Amtrak’s Hoosier State Line made one final round trip between Indianapolis and Chicago Sunday before discontinuing service. For some on board, it was an emotional day.
“So sadly some people will be, have to relocate, on my workforce here in Indianapolis … and it’s one of the saddest parts of this change with the Hoosier State,” says conductor Kevin Burns on the final intercom announcement before the train pulled into Indianapolis’ Union Station.
With his 60th birthday that day, former conductor Phillip Streby was also on board the train during its final run. He says the number of passenger rail trips has been reduced all over the country and the Hoosier State is just the latest to fall.
“It’s a skeletal system at best, and this train it means that the skeleton got reduced even worse than it currently is,” says Streby.
This spring Gov. Eric Holcomb and lawmakers passed a new two-year state budget that removed the $3 million the state had paid to keep the service running. That budget went into effect July 1. Officials from cities along the line said they wanted the passenger rail service line to continue, but couldn’t pay for the service on their own.
In response to the line being removed from the budget, Amtrak announced back in April that ticket sales for the Hoosier State Line after June 30 would cease.
For some who had trips planned before the last day of operations was announced, they’re now left figuring out how to return home. Lafayette resident Janet Mayor has been riding the Hoosier State Line for about a decade. She purchased her ticket before it was certain the line would be discontinued.
Now she’ll have to find a new way home, including shortening her family visit and having her husband drive to pick her up from another station further away. Mayor worries losing the train also means losing some of her ability to travel.
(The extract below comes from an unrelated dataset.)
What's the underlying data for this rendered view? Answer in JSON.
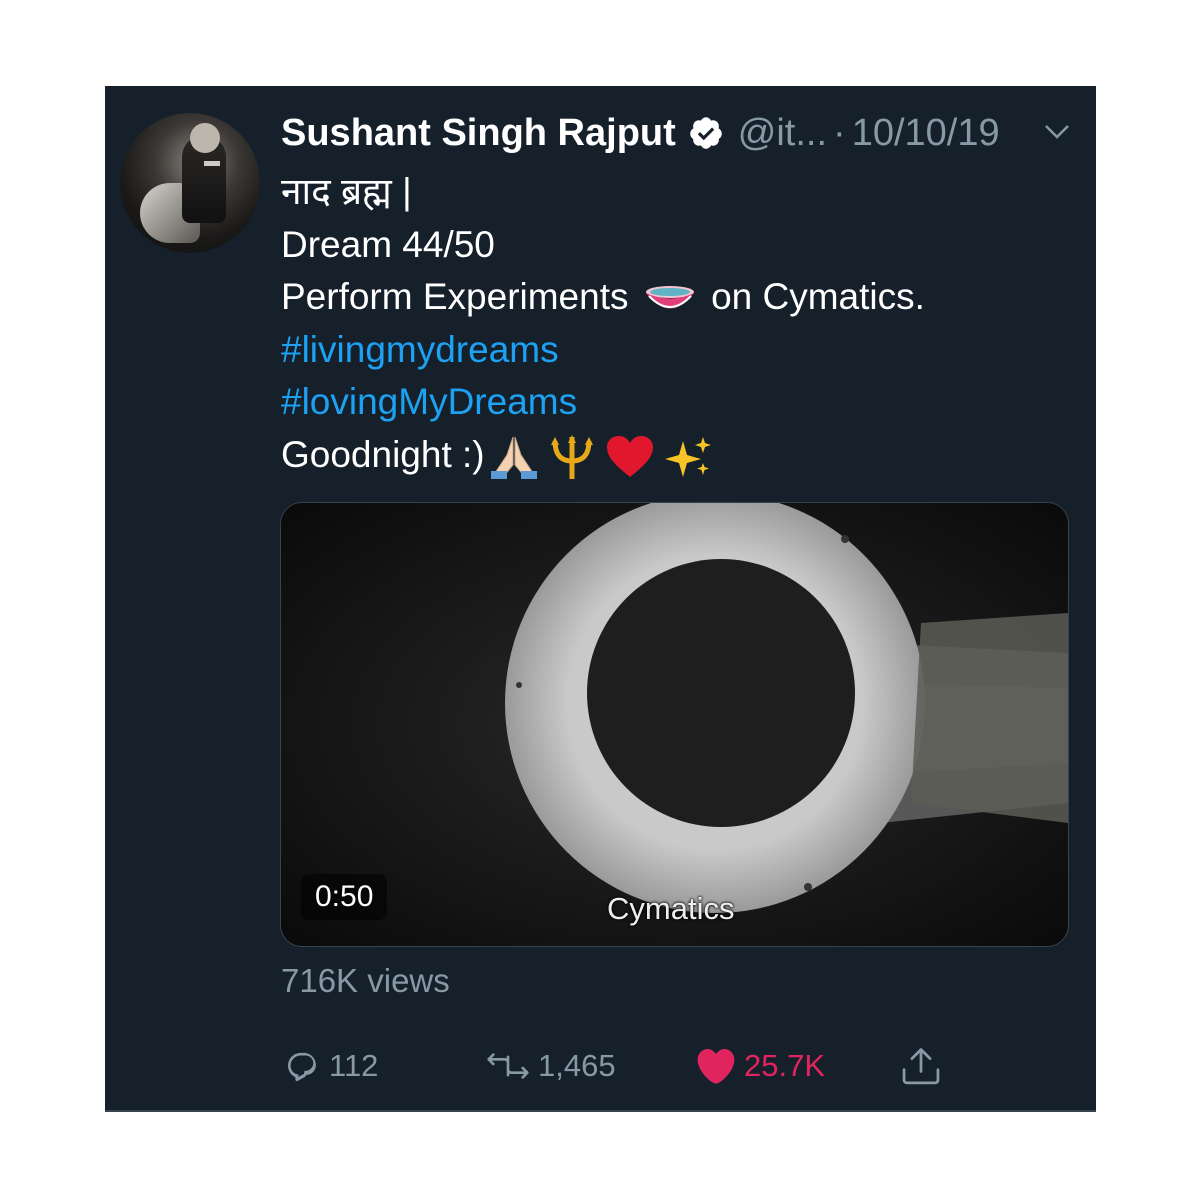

“As I get older, my flexibility of going where I want to, when I want to, is curtailed and no senior likes to think of their life collapsing on them,” says Mayor.
She fears cancelling the Hoosier State line could negatively impact Purdue University, because the line stops in Lafayette.
“I think we’ll find that there’s gonna have to be; it could impact us economically,” says Mayor. “As we try and grow Lafayette into a more industrial, having more industry and so forth, those connections are gonna make a difference.”
Amtrak’s Cardinal will continue to run trains through Indiana three times a week on its route between New York City to Chicago.